I'm creating an application that displays in charts data coming from
the com port,
for the charts I use Jfreechart , all seems to work but in my
application I've several charts,
so when I change from one to the other I recreate the serie from a
storage,
in this storage I've an arraylist of StringAndTime objects, a string
that represents the bytes coming from the serial port and a
Millisecond element tipycal of JFreeChart.
My problem is that I need lower times to switch from one chart to the
other, this is about 23 second to recreate a chart with 3000 samples,
how I can achieve this by your point of view ?

Some possibilities:

1. look into other charting packages. Something else might be faster.
see http://mindprod.com/jgloss/graph.html

2. Consider painting the new chart to an offscreen buffer, and only
when it is ready blast it to the screen on top of what was previously
there.

3. You suggested that data was travelling over some slow serial port.
Perhaps it could be compressed, or predigested to be more compact.
Perhaps you can use a faster port e.g. USB 2, or Ethernet.

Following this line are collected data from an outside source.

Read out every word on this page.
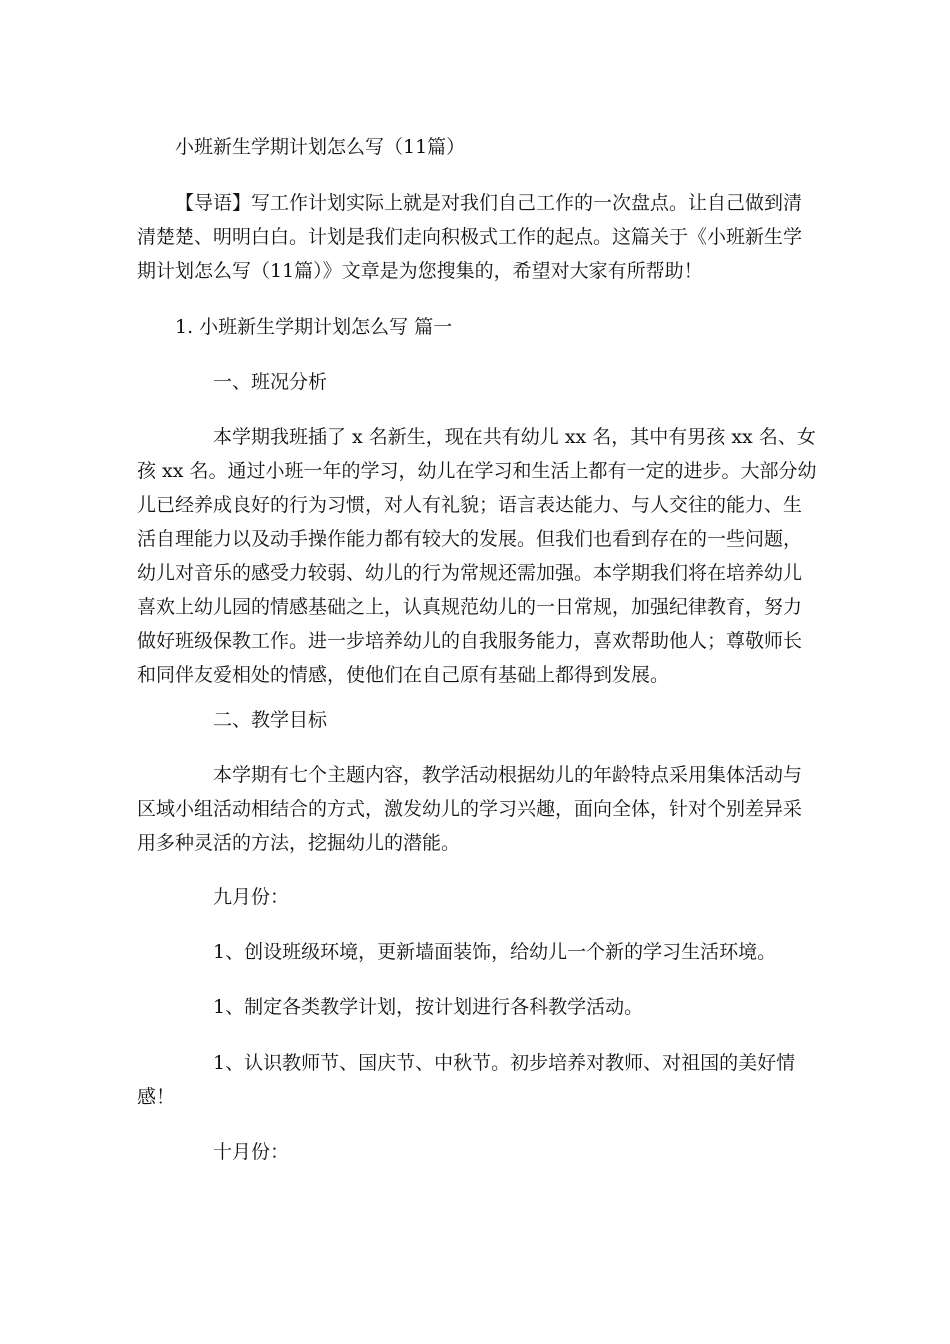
小班新生学期计划怎么写（11篇）

【导语】写工作计划实际上就是对我们自己工作的一次盘点。让自己做到清

清楚楚、明明白白。计划是我们走向积极式工作的起点。这篇关于《小班新生学

期计划怎么写（11篇）》文章是为您搜集的，希望对大家有所帮助！

1. 小班新生学期计划怎么写 篇一

一、班况分析

本学期我班插了 x 名新生，现在共有幼儿 xx 名，其中有男孩 xx 名、女

孩 xx 名。通过小班一年的学习，幼儿在学习和生活上都有一定的进步。大部分幼

儿已经养成良好的行为习惯，对人有礼貌；语言表达能力、与人交往的能力、生

活自理能力以及动手操作能力都有较大的发展。但我们也看到存在的一些问题，

幼儿对音乐的感受力较弱、幼儿的行为常规还需加强。本学期我们将在培养幼儿

喜欢上幼儿园的情感基础之上，认真规范幼儿的一日常规，加强纪律教育，努力

做好班级保教工作。进一步培养幼儿的自我服务能力，喜欢帮助他人；尊敬师长

和同伴友爱相处的情感，使他们在自己原有基础上都得到发展。

二、教学目标

本学期有七个主题内容，教学活动根据幼儿的年龄特点采用集体活动与

区域小组活动相结合的方式，激发幼儿的学习兴趣，面向全体，针对个别差异采

用多种灵活的方法，挖掘幼儿的潜能。

九月份：

1、创设班级环境，更新墙面装饰，给幼儿一个新的学习生活环境。

1、制定各类教学计划，按计划进行各科教学活动。

1、认识教师节、国庆节、中秋节。初步培养对教师、对祖国的美好情

感！

十月份：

4. try the program on another machine with a relatively expensive
video card to rule out a bottleneck with the video driver or hardware.

Your first task is to figure out where the bottleneck is. You need to
figure out how to run your program to eliminate the possible
bottlenecks by simply not doing the work and seeing if the program
greatly speeds up.
--
Roedy Green Canadian Mind Products
http://mindprod.com

"Perfect reusable components are not obtained at the first shot."
~ Bertrand Meyer (born: 1950 age: 59) 1989, creator of design by contract and the Eiffel language.